I soon lost even that suggestion of open waters as we followed the track winding down from the hills. The Spice Road and the River Road meet here in a broad trampled marketplace where some traders opt to do their buying and selling rather than spending time and coin taking one of the ferries to the city. We pressed through the throng of men, mules, oxen and carts with some difficulty, a handful of languages clamoring around us, dust rising to catch in our throats, taking knocks from all sides.

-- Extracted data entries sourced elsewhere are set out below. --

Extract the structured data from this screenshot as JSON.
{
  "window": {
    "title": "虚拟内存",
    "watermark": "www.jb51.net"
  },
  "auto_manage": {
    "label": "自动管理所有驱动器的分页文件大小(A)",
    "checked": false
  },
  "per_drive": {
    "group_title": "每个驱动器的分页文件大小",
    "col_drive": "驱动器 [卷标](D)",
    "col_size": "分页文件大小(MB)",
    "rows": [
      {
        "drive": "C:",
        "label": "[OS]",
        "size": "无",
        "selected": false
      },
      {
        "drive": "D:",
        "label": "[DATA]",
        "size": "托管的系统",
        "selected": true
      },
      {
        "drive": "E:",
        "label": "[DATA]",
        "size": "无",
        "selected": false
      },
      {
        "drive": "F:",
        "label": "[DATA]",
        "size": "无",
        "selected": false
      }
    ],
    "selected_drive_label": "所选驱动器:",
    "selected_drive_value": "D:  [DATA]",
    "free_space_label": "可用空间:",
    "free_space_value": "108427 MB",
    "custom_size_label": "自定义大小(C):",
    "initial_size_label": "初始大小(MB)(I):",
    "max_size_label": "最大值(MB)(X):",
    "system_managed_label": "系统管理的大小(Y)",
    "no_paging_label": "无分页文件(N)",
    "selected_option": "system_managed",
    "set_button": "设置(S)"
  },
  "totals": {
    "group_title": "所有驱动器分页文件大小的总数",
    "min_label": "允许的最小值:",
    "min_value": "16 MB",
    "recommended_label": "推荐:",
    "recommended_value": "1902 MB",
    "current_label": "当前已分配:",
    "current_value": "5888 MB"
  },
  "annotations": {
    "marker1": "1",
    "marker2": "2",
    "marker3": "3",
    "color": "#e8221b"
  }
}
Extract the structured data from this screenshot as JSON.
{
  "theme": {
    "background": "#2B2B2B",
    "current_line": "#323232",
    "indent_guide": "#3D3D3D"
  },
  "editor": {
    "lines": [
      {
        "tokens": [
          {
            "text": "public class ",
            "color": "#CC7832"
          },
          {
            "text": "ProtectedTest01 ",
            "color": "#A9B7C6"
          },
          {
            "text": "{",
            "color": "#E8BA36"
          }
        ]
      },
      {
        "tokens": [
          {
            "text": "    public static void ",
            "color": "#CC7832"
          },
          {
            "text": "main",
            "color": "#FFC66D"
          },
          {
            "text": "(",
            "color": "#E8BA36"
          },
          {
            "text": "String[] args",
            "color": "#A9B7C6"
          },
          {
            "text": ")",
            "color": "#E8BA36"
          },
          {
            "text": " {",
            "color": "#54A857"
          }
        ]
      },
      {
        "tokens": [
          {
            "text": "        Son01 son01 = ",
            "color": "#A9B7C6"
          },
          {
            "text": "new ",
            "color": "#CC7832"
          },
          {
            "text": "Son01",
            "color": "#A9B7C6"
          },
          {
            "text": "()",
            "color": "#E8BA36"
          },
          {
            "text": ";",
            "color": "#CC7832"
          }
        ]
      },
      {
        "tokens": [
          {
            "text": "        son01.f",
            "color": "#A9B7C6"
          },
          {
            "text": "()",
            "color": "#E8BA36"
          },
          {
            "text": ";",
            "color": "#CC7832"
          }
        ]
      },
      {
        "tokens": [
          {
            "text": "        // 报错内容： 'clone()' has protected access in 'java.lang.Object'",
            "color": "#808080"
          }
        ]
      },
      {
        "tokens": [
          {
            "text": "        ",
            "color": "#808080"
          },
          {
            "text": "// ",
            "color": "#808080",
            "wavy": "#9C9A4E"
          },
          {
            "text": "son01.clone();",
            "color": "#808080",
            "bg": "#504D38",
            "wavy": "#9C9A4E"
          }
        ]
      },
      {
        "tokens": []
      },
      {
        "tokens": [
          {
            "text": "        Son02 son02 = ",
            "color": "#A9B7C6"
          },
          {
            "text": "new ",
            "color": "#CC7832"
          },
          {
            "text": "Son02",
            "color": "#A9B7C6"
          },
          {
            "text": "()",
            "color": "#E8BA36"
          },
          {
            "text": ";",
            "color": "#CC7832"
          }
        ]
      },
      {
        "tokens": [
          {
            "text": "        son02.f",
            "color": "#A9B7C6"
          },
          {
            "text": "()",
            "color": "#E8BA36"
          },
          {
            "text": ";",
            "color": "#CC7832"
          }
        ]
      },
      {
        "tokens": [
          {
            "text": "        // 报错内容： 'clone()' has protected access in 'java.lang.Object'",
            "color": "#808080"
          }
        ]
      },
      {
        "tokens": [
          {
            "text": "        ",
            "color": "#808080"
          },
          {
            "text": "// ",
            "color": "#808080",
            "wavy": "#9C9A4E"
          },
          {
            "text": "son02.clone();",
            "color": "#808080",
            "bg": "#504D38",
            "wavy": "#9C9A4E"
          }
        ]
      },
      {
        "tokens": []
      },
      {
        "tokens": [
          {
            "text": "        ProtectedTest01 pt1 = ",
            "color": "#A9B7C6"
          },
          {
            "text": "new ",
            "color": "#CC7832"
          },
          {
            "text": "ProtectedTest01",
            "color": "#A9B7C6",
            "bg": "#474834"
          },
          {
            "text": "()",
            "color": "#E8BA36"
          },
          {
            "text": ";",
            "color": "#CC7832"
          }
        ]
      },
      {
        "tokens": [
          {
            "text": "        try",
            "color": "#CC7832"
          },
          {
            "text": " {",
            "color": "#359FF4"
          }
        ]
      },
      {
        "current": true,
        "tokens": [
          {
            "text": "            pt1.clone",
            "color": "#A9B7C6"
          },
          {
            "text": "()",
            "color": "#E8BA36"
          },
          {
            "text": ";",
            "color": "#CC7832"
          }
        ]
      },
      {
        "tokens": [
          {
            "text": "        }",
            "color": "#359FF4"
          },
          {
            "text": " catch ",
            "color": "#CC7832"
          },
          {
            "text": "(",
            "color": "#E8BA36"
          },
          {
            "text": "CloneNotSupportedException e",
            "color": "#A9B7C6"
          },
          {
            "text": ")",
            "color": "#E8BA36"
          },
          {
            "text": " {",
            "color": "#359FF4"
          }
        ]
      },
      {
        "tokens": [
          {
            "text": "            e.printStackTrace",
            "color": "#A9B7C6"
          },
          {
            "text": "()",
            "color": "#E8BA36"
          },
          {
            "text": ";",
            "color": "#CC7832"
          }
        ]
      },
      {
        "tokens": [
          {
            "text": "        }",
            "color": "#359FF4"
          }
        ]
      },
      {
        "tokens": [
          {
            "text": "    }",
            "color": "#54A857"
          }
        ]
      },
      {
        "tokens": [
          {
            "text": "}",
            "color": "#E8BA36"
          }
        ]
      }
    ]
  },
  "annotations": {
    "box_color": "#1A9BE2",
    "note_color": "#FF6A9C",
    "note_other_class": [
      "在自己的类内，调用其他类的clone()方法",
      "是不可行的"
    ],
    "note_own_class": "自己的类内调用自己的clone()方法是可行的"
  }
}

“Let me go first.” Shiv had his own evil-minded horse firmly in hand now Halice had taken the stitches out of his arm and I let him take the lead gladly. The thick-necked beast shouldered a brace of neat-footed mules aside and I slipped in behind, ignoring their owner’s oaths. I was glad Viltred’s horse did not have the brain to be unsettled by the chaos as I saw Livak having to take the harness horse by the bridle to help get it moving. Halice snapped the whip over its ears and it skipped forward reluctantly.
“How long will we have to wait for a ferry?” I shouted above the racket as we drew to a halt by the weed-draped wooden walkway, now beached on the noisome mud as the tide drew the river down into the central channel.
Livak shrugged. “Anything up to a full chime, probably.”
As she spoke the sound of bells carried across the turbid waters.
“I do like to be somewhere with proper clocks and regular chimes,” she commented. I had to agree my own city-bred blood preferred it.
As it turned out, we crossed the river in less time than I had feared, for once I had the measure of the press of traffic I slipped ahead to greet the lading-master, giving him a warm handshake with a Caladhrian Mark in it. When a carrier’s coach rattled down the walkway to the broad, flat deck of a ferry, leaving just enough room for us and our gig, he waved us on ahead of a very put-out wine merchant.
“That was lucky,” Shiv commented.
“No such thing.” I shook my head. “The trick is knowing how things get done on a dockside.”